One of those spinoffs is called Bluestar Linux and makes Arch Linux very simple and beautiful to use. The goal of Bluestar Linux is to create an operating system that provides a wide range of functionality and ease of use, without sacrificing aesthetics. There are three different “flavors” of Bluestar Linux:
- Desktop: For basic desktop use
- Deskpro: For more advanced desktop use
- Developer: Tailored for developer usage
Bluestar Linux uses the KDE desktop environment and, depending on the flavor you choose, will be a basic KDE desktop to a more advanced version. For example, on the Deskpro installation I tested, the KDE desktop includes a live desktop dashboard (a Konky) showing system usage, as well as a weather gadget, desktop icons for specific folders, a desktop pager, and a Pantheon-like dock at the bottom of the screen.

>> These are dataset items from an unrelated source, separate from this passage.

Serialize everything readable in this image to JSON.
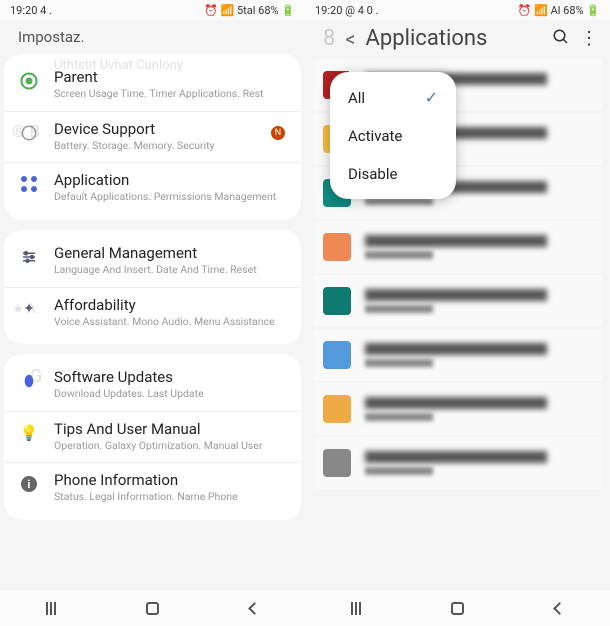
{
  "left": {
    "status": {
      "time": "19:20 4 .",
      "right": "⏰ 📶 5tal 68% 🔋"
    },
    "header": "Impostaz.",
    "groups": [
      {
        "items": [
          {
            "icon": "parent",
            "title": "Parent",
            "sub": "Screen Usage Time. Timer Applications. Rest",
            "ghost": "Uthtstit Uvhat Cunlony"
          },
          {
            "icon": "device",
            "title": "Device Support",
            "sub": "Battery. Storage. Memory. Security",
            "badge": "N",
            "ghost_left": "® B"
          },
          {
            "icon": "apps",
            "title": "Application",
            "sub": "Default Applications. Permissions Management"
          }
        ]
      },
      {
        "items": [
          {
            "icon": "sliders",
            "title": "General Management",
            "sub": "Language And Insert. Date And Time. Reset"
          },
          {
            "icon": "star",
            "title": "Affordability",
            "sub": "Voice Assistant. Mono Audio. Menu Assistance",
            "ghost_left": "★ A"
          }
        ]
      },
      {
        "items": [
          {
            "icon": "galaxy",
            "title": "Software Updates",
            "sub": "Download Updates. Last Update",
            "ghost_left": "G"
          },
          {
            "icon": "bulb",
            "title": "Tips And User Manual",
            "sub": "Operation. Galaxy Optimization. Manual User"
          },
          {
            "icon": "info",
            "title": "Phone Information",
            "sub": "Status. Legal Information. Name Phone"
          }
        ]
      }
    ]
  },
  "right": {
    "status": {
      "time": "19:20 @ 4 0 .",
      "right": "⏰ 📶 Al 68% 🔋"
    },
    "header": {
      "back": "<",
      "prefix": "8",
      "title": "Applications"
    },
    "dropdown": {
      "all": "All",
      "activate": "Activate",
      "disable": "Disable"
    },
    "apps": [
      {
        "color": "#b22222"
      },
      {
        "color": "#f4b942"
      },
      {
        "color": "#0f8a7e"
      },
      {
        "color": "#ee8855"
      },
      {
        "color": "#0f7a70"
      },
      {
        "color": "#5599dd"
      },
      {
        "color": "#eeaa44"
      },
      {
        "color": "#888888"
      }
    ]
  }
}
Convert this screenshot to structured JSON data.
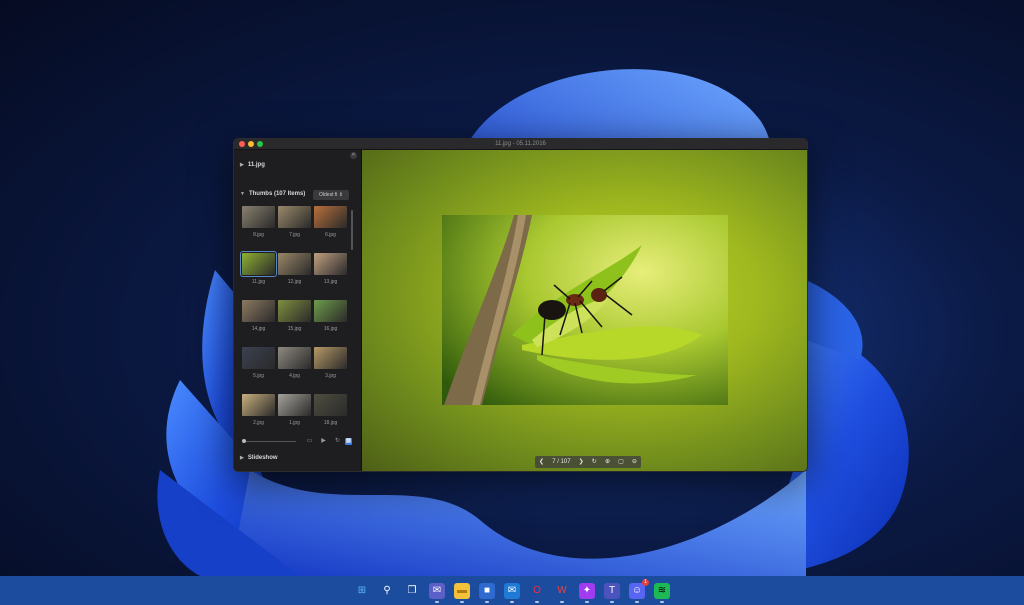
{
  "window": {
    "title": "11.jpg - 05.11.2016"
  },
  "sidebar": {
    "current_file": "11.jpg",
    "thumbs_header": "Thumbs (107 Items)",
    "sort_label": "Oldest fi ⇕",
    "slideshow_label": "Slideshow",
    "thumbnails": [
      {
        "label": "8.jpg",
        "color": "#8a8270"
      },
      {
        "label": "7.jpg",
        "color": "#9b8a6a"
      },
      {
        "label": "6.jpg",
        "color": "#b9703a"
      },
      {
        "label": "11.jpg",
        "color": "#8fb033",
        "selected": true
      },
      {
        "label": "12.jpg",
        "color": "#9b8768"
      },
      {
        "label": "13.jpg",
        "color": "#c0a080"
      },
      {
        "label": "14.jpg",
        "color": "#8d7a61"
      },
      {
        "label": "15.jpg",
        "color": "#7f8f3e"
      },
      {
        "label": "16.jpg",
        "color": "#6f9c4a"
      },
      {
        "label": "5.jpg",
        "color": "#3b4150"
      },
      {
        "label": "4.jpg",
        "color": "#8f8a82"
      },
      {
        "label": "3.jpg",
        "color": "#b79a66"
      },
      {
        "label": "2.jpg",
        "color": "#c9b07e"
      },
      {
        "label": "1.jpg",
        "color": "#a5a29a"
      },
      {
        "label": "18.jpg",
        "color": "#4f4e40"
      }
    ]
  },
  "viewer": {
    "counter": "7 / 107"
  },
  "taskbar": {
    "icons": [
      {
        "name": "windows-start-icon",
        "glyph": "⊞",
        "bg": "#1b4c9e",
        "fg": "#5fb7ff"
      },
      {
        "name": "search-icon",
        "glyph": "⚲",
        "bg": "#1b4c9e",
        "fg": "#ffffff"
      },
      {
        "name": "task-view-icon",
        "glyph": "❐",
        "bg": "#1b4c9e",
        "fg": "#ffffff"
      },
      {
        "name": "teams-chat-icon",
        "glyph": "✉",
        "bg": "#5b5fc7",
        "fg": "#ffffff"
      },
      {
        "name": "file-explorer-icon",
        "glyph": "▬",
        "bg": "#f3c23a",
        "fg": "#b07b12"
      },
      {
        "name": "store-icon",
        "glyph": "■",
        "bg": "#2f6ad0",
        "fg": "#ffffff"
      },
      {
        "name": "mail-icon",
        "glyph": "✉",
        "bg": "#1f7ad6",
        "fg": "#ffffff"
      },
      {
        "name": "opera-icon",
        "glyph": "O",
        "bg": "#1b4c9e",
        "fg": "#ff2a43"
      },
      {
        "name": "wps-office-icon",
        "glyph": "W",
        "bg": "#1b4c9e",
        "fg": "#ff3b3b"
      },
      {
        "name": "messenger-icon",
        "glyph": "✦",
        "bg": "#a03bf0",
        "fg": "#ffffff"
      },
      {
        "name": "teams-icon",
        "glyph": "T",
        "bg": "#4b53bc",
        "fg": "#ffffff"
      },
      {
        "name": "discord-icon",
        "glyph": "☺",
        "bg": "#5865f2",
        "fg": "#ffffff",
        "badge": "1"
      },
      {
        "name": "spotify-icon",
        "glyph": "≋",
        "bg": "#1db954",
        "fg": "#000000"
      }
    ]
  }
}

There’s one rather tricky part about the Deskpro desktop that users might not be aware of. If you examine the Latte Dock at the bottom of the screen, you’ll notice there is no application menu button. Without an application menu, how do you open the apps you want to use (that aren’t already added to the dock)? If you hover your cursor at the top center portion of your screen (right at the edge), you’ll see a bluish glow. Keep edging your cursor up and another dock will appear. At the left edge of the new dock, you’ll see the application menu button. Click that to reveal the menu.
What is it with the dark themes?
Something I’ve never quite understood is the whole dark theme trend. Yes, it’s all a matter of taste, so my penchant for lighter themes does not mean it’s the best opinion. But the Bluestar Linux dark theme is jarring. When you see that pillar of white against the nearly all-black system theme, it makes it hard to work. Discerning toolbar icons can be a bit tricky as well.
Fortunately, to switch from the dark theme, just open System Settings and then go to Appearance. Locate a theme that better suits your taste and, when prompted, click Apply. You can now close the System Settings app and enjoy that lighter theme.
Updates and software installation
System updates are easily available to the Bluestar Linux user, via the hidden top dock. If you reveal that dock, you’ll see a blue A. Click that to open the Updates notification window that will include an Update System button. Click that button to open the Kalu upgrader tool. Click Upgrade System and the upgrades will begin.
The new software installation was where I ran into my first issue. The Arch Linux GUI tool for installing software is Octopi, which is found in Application Menu > System > Octopi. The app to install apps would not start. When I attempted to run Octopi from the command line, I received a symbol lookup error.
What does that mean? Well, until the fix for that issue is made available by way of a system upgrade, the only way to install applications is via the command line. For example, if you wanted to install the Audacity audio editing tool, you would issue the command:
sudo pacman -Sy audacity
New users don’t want to have to do that. The problem is known, it’s just not fixed. Until then, I don’t know if I could recommend Bluestar Linux to anyone that isn’t comfortable using the command line. I do expect this issue will be ironed out soon, so even if you’ve installed a version of Bluestar that suffers from the problem, an upgrade or two will probably resolve the issue.
Beyond the Octopi issue, I’ve found Bluestar Linux to perform quite well. Not only do applications open quickly, but I can also run the Firefox browser with plenty of open tabs and work with other installed apps without the OS batting an eye. As well, I’ve not run into a single stability issue. Bluestar Linux is as predictable as it is performant, even with full desktop animations and effects at play.
Who is Bluestar for?
Bluestar Linux might not be perfect, but it’s a very solid entry into desktop Linux space. This distribution would be a great option for anyone who likes the idea of combining the rock-solid nature of Arch Linux with the user-friendliness of Kubuntu or KDE Neon. Even with the Octopi issue still at large, I’ve found Bluestar Linux to be a real gem of a desktop operating system. No matter if you’re new to Linux or have been around the open-source block a time or two, I’m confident Bluestar will make a great desktop operating system for just about anyone.
Just remember, if you experience the same Octopi issue, check for daily upgrades and hopefully the developers will resolve an issue that could be deal-breaking for some.